New figures show UK road deaths are at the lowest since records began, but cyclist casualties rise
Road casualty figures have dropped to the lowest since records began 90 years ago, according to government statistics.
Between 2011-12, the total number of road deaths fell 8% to 1,754 – the lowest since figures were first collected in 1926. Serious injuries fell by 0.4%. Motorcyclist deaths were also down 9%, and serious injuries for this group dropped 5%.
However, cyclist deaths rose 10% in 2012, with 118 people being killed. In 2011, 107 cyclists were killed, marking the lowest number in 62 years.

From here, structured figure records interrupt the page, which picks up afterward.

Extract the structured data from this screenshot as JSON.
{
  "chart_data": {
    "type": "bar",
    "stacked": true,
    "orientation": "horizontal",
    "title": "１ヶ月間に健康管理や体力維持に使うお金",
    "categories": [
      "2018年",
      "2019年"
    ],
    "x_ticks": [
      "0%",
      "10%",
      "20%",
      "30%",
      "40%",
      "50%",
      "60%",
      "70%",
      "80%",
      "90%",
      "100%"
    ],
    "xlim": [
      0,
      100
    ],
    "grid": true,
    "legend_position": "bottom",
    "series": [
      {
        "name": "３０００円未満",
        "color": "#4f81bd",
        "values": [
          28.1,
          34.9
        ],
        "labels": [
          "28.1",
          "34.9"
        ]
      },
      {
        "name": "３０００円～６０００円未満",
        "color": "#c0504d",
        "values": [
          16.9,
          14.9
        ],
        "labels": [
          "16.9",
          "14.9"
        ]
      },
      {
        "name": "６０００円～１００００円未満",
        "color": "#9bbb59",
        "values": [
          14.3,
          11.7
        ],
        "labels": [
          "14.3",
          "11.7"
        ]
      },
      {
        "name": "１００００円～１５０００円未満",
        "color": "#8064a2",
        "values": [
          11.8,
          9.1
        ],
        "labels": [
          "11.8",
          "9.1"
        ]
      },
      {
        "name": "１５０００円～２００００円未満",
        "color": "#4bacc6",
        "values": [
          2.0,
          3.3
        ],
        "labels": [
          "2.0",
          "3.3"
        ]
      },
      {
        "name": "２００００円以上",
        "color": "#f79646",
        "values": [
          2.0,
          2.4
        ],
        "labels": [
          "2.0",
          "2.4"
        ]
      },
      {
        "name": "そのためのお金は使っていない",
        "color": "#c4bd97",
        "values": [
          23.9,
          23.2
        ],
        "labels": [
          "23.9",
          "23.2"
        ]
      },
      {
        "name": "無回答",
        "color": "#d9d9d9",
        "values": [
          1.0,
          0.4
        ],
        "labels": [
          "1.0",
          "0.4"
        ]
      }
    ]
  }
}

Kevin Clinton, head of road safety at The Royal Society for the Prevention of Accidents, said: “The good news of a large drop in road deaths in 2012 is marred by an increase in cyclist deaths, which occurred despite the poor weather in the main cycling seasons of spring and summer.”
While car and taxi traffic decreased overall, the figures show that the greatest number of accidents took place on roads in built-up areas with speed limits of 30mph or less.
Cycling safety campaigners say that cycling in the UK is much riskier than in countries such as Denmark or the Netherlands, where cycle use is much higher.
In April an all-party group of MPs published a report detailing ways to boost the number of Britons cycling in a safer environment, but the government has not yet commented on its proposals.